Screen cylinders have long been used in pulp and papermaking applications to screen fiber in a stock slurry. Screen cylinders typically consist of a perforate cylinder received in the housing of a screening apparatus. Stock flows through slots or holes in the sidewall of the screen cylinder where it eventually ends up being processed into pulp, paper or another fiber product. Fiber in the stock selectively passes through the slots or holes in an accepts side of the screen cylinder and exits out a discharge side of the screen cylinder.
In the past, attempts have been made to provide a screen cylinder that included a replaceable perforate screen media supported by a frame. One such attempt is disclosed in U.S. Pat. No. 5,200,072. The '072 patent discloses a screen cylinder having a perforate backing plate that is heat shrink fit over a perforate screening plate. One problem with the screen cylinder disclosed in this patent is that it requires heating up the backing plate to expand it so that the screening plate can be inserted or removed. This is time consuming, labor intensive, and, as a result, costly.
Another problem with this arrangement is that the screen plate is prone to premature failure during operation because rotation of a foil of a rotor of the screening apparatus disposed inside the screen cylinder tends to pull the screen plate away from the backing plate adjacent the foil as it rotates. Since the backing plate does not engage the screen plate in a manner that restrains radial movement of the screen plate away from the backing plate, the screen plate deflects radially away from the backing plate each time the rotor foil rotates. As a result, repeated stress cycling of the screen plate created by negative pressure pulses that follow the rotor foil can cause the screen plate to crack and prematurely fail.
Additionally, because the backing plate does not provide radial support to the screen plate in both radial directions, the stress experienced by the screen plate is not uniform. This creates stress concentrations in the screen plate as a result of the screen plate being pulled away from the backing plate that also can prematurely accelerate failure. As a result of these deficiencies, this arrangement is believed to be limited to lower consistency screening applications. These deficiencies also limit the size and thickness of the screen plate and backing plate, which in turn prevents its application to pulp screening apparatuses having tight packaging requirements.
Wedgewire screen media have been used in pulp screening applications for many years. While wedgewire screen cylinders are cheaper to make than conventional screen cylinders, they tend to fail sooner because they are not as strong. One solution in the past has been to weld reinforcement rings to clips that retain the wires of the wedgewire screen media to increase strength. While this has worked to a limited degree, the weld that attaches each ring to the retainer clip creates a heat-affected zone in part of the clip. This heat-affected zone makes the clip more brittle and less able to withstand the repeated stress cycling that all screen cylinders typically encounter. As a result, wedgewire screen media can prematurely fail.

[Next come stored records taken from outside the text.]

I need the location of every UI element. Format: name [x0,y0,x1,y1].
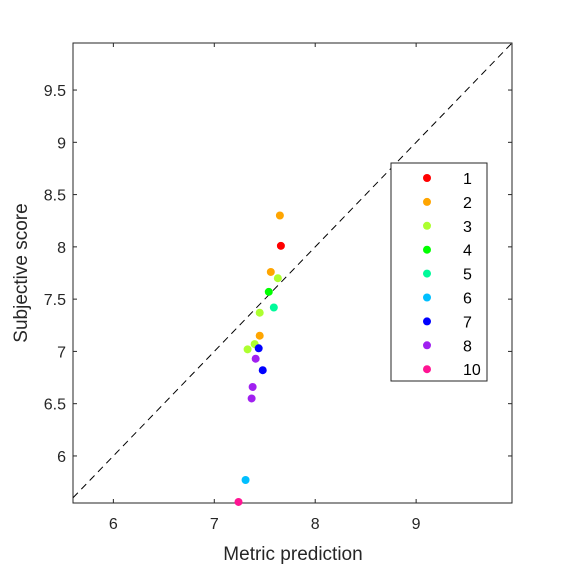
y-tick-label: 6 [57,449,66,466]
y-axis-title: Subjective score [11,203,32,342]
data-point-series-1 [276,241,285,250]
y-axis: 6 6.5 7 7.5 8 8.5 9 9.5 [44,83,512,466]
legend-marker-4 [423,245,431,254]
legend-marker-8 [423,341,431,350]
identity-reference-line [72,42,513,499]
y-tick-label: 6.5 [44,397,66,414]
data-points [234,211,285,506]
x-tick-label: 9 [412,516,421,533]
y-tick-label: 8 [57,240,66,257]
legend-label: 1 [463,171,472,188]
data-point-series-2 [255,331,264,340]
data-point-series-6 [241,476,250,484]
data-point-series-8 [248,382,257,391]
data-point-series-5 [269,303,278,312]
data-point-series-10 [234,497,243,506]
y-tick-label: 7.5 [44,292,66,309]
data-point-series-8 [247,394,256,403]
data-point-series-7 [258,366,267,375]
data-point-series-2 [266,267,275,276]
y-tick-label: 8.5 [44,188,66,205]
x-tick-label: 7 [210,516,219,533]
legend-box [390,162,488,382]
y-tick-label: 9 [57,135,66,152]
legend-marker-2 [423,197,431,206]
legend-label: 7 [463,314,472,331]
legend-label: 3 [463,219,472,236]
data-point-series-3 [243,345,252,354]
y-tick-label: 9.5 [44,83,66,100]
legend-marker-3 [423,221,431,230]
legend-marker-6 [423,293,431,302]
legend-label: 2 [463,195,472,212]
legend-label: 10 [463,362,481,379]
legend: 1 2 3 4 5 6 7 8 10 [390,162,488,382]
legend-marker-5 [423,269,431,278]
legend-label: 5 [463,267,472,284]
x-tick-label: 6 [109,516,118,533]
data-point-series-7 [254,344,263,353]
legend-label: 6 [463,291,472,308]
legend-label: 4 [463,243,472,260]
x-axis: 6 7 8 9 [109,43,421,533]
data-point-series-3 [255,308,264,317]
legend-label: 8 [463,338,472,355]
data-point-series-4 [264,287,273,296]
data-point-series-2 [275,211,284,220]
legend-marker-10 [423,365,431,374]
y-tick-label: 7 [57,344,66,361]
data-point-series-3 [273,274,282,283]
legend-marker-1 [423,174,431,182]
x-axis-title: Metric prediction [223,544,362,565]
legend-marker-7 [423,317,431,326]
x-tick-label: 8 [311,516,320,533]
data-point-series-8 [251,354,260,363]
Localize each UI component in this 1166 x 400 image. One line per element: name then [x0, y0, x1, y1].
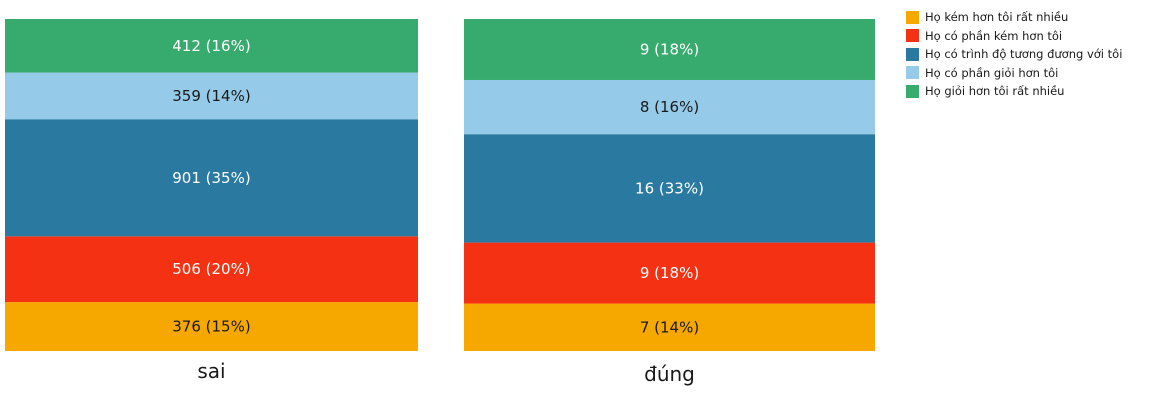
- bar-segment-đúng-4: [464, 19, 875, 80]
- category-label: đúng: [644, 362, 695, 386]
- legend-swatch: [906, 66, 919, 80]
- category-label: sai: [197, 359, 225, 383]
- legend-item-gioi-hon-rat-nhieu: Họ giỏi hơn tôi rất nhiều: [906, 82, 1122, 101]
- legend-item-tuong-duong: Họ có trình độ tương đương với tôi: [906, 45, 1122, 64]
- bar-segment-đúng-1: [464, 242, 875, 304]
- legend-swatch: [906, 47, 919, 61]
- data-label: 16 (33%): [635, 179, 704, 197]
- bar-segment-sai-2: [5, 119, 418, 237]
- bar-segment-sai-1: [5, 236, 418, 303]
- legend-item-co-phan-gioi-hon: Họ có phần giỏi hơn tôi: [906, 64, 1122, 83]
- legend-swatch: [906, 10, 919, 24]
- legend-label: Họ có phần giỏi hơn tôi: [925, 65, 1059, 80]
- data-label: 9 (18%): [640, 40, 699, 58]
- bar-segment-đúng-2: [464, 134, 875, 243]
- data-label: 8 (16%): [640, 98, 699, 116]
- bar-segment-sai-0: [5, 302, 418, 351]
- legend-swatch: [906, 29, 919, 43]
- bar-segment-sai-3: [5, 72, 418, 120]
- legend-label: Họ kém hơn tôi rất nhiều: [925, 10, 1069, 25]
- legend-label: Họ giỏi hơn tôi rất nhiều: [925, 84, 1065, 99]
- legend-label: Họ có phần kém hơn tôi: [925, 28, 1063, 43]
- legend-label: Họ có trình độ tương đương với tôi: [925, 47, 1123, 62]
- data-label: 506 (20%): [172, 260, 250, 278]
- bar-segment-sai-4: [5, 19, 418, 73]
- data-label: 901 (35%): [172, 169, 250, 187]
- data-label: 359 (14%): [172, 87, 250, 105]
- legend: Họ kém hơn tôi rất nhiều Họ có phần kém …: [906, 8, 1122, 101]
- data-label: 7 (14%): [640, 318, 699, 336]
- legend-item-co-phan-kem-hon: Họ có phần kém hơn tôi: [906, 27, 1122, 46]
- data-label: 9 (18%): [640, 264, 699, 282]
- data-label: 412 (16%): [172, 37, 250, 55]
- data-label: 376 (15%): [172, 318, 250, 336]
- bar-segment-đúng-0: [464, 303, 875, 351]
- legend-swatch: [906, 84, 919, 98]
- legend-item-kem-hon-rat-nhieu: Họ kém hơn tôi rất nhiều: [906, 8, 1122, 27]
- bar-segment-đúng-3: [464, 79, 875, 135]
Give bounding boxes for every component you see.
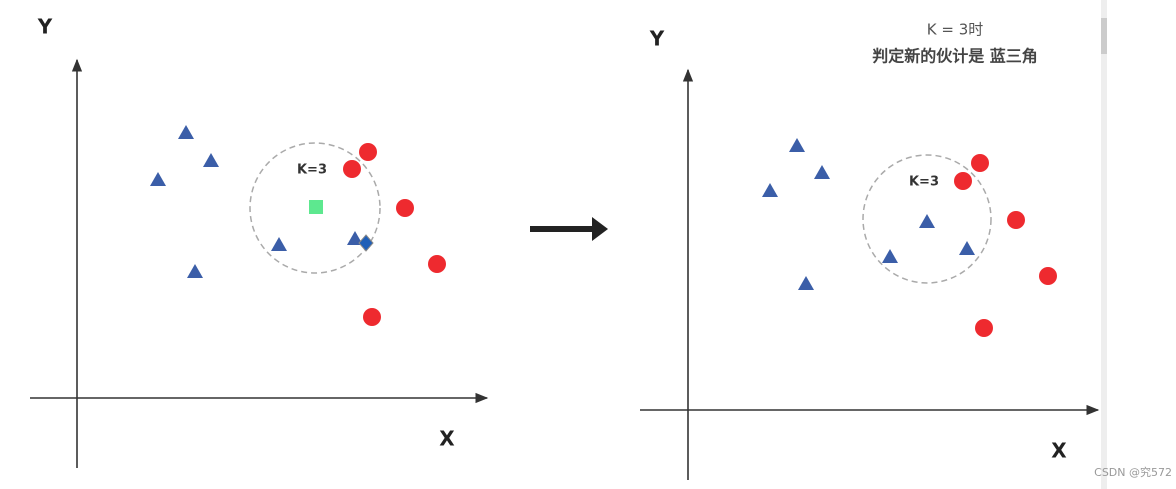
k-label: K=3 xyxy=(909,175,939,190)
k-circle xyxy=(249,142,381,274)
y-label: Y xyxy=(37,15,53,39)
new-point xyxy=(309,200,323,214)
x-label: X xyxy=(1051,439,1067,463)
circles xyxy=(343,143,446,326)
triangles xyxy=(762,138,975,290)
k-label: K=3 xyxy=(297,163,327,178)
arrow-head xyxy=(592,217,608,241)
k-circle xyxy=(862,154,992,284)
watermark: CSDN @究572 xyxy=(1094,465,1172,479)
scroll-thumb xyxy=(1101,18,1107,54)
x-label: X xyxy=(439,427,455,451)
diamond xyxy=(358,234,374,252)
scrollbar xyxy=(1101,0,1107,489)
triangles xyxy=(150,125,363,278)
circles xyxy=(954,154,1057,337)
right-panel: Y X K = 3时 判定新的伙计是 蓝三角 K=3 xyxy=(640,21,1100,480)
left-panel: Y X K=3 xyxy=(30,15,489,468)
y-label: Y xyxy=(649,27,665,51)
annotation: K = 3时 xyxy=(927,21,984,39)
annotation: 判定新的伙计是 蓝三角 xyxy=(872,47,1038,66)
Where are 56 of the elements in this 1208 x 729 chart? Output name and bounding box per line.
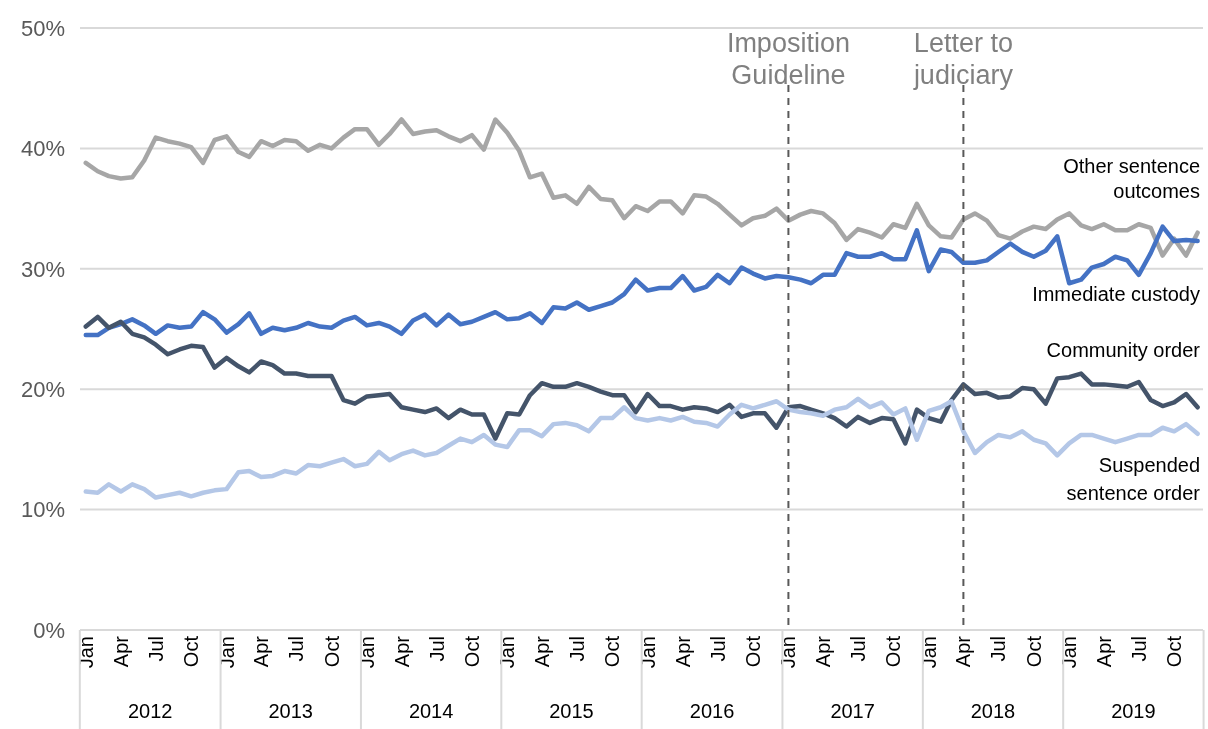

Another problem with wedgewire screen media is that the wire receiving slots in the retainer clips that hold the screening wires tend to be locations where cracks are more likely to form. These slots have end walls with corners that are relatively sharp, creating undesirable stress risers. As a result, cracks are more likely to form in the slots at the corners. Once formed, they are likely to quickly propagate through the clip causing screen media failure. Once formed, these cracks also tend to propagate through reinforcing rings, which then renders such rings less effective.
What is needed is a screen cylinder assembly that uses a frame and a replaceable screen media that can be of wedgewire construction that is longer lasting and more reliable. What is also needed is a frame and wedgewire screen media of improved construction.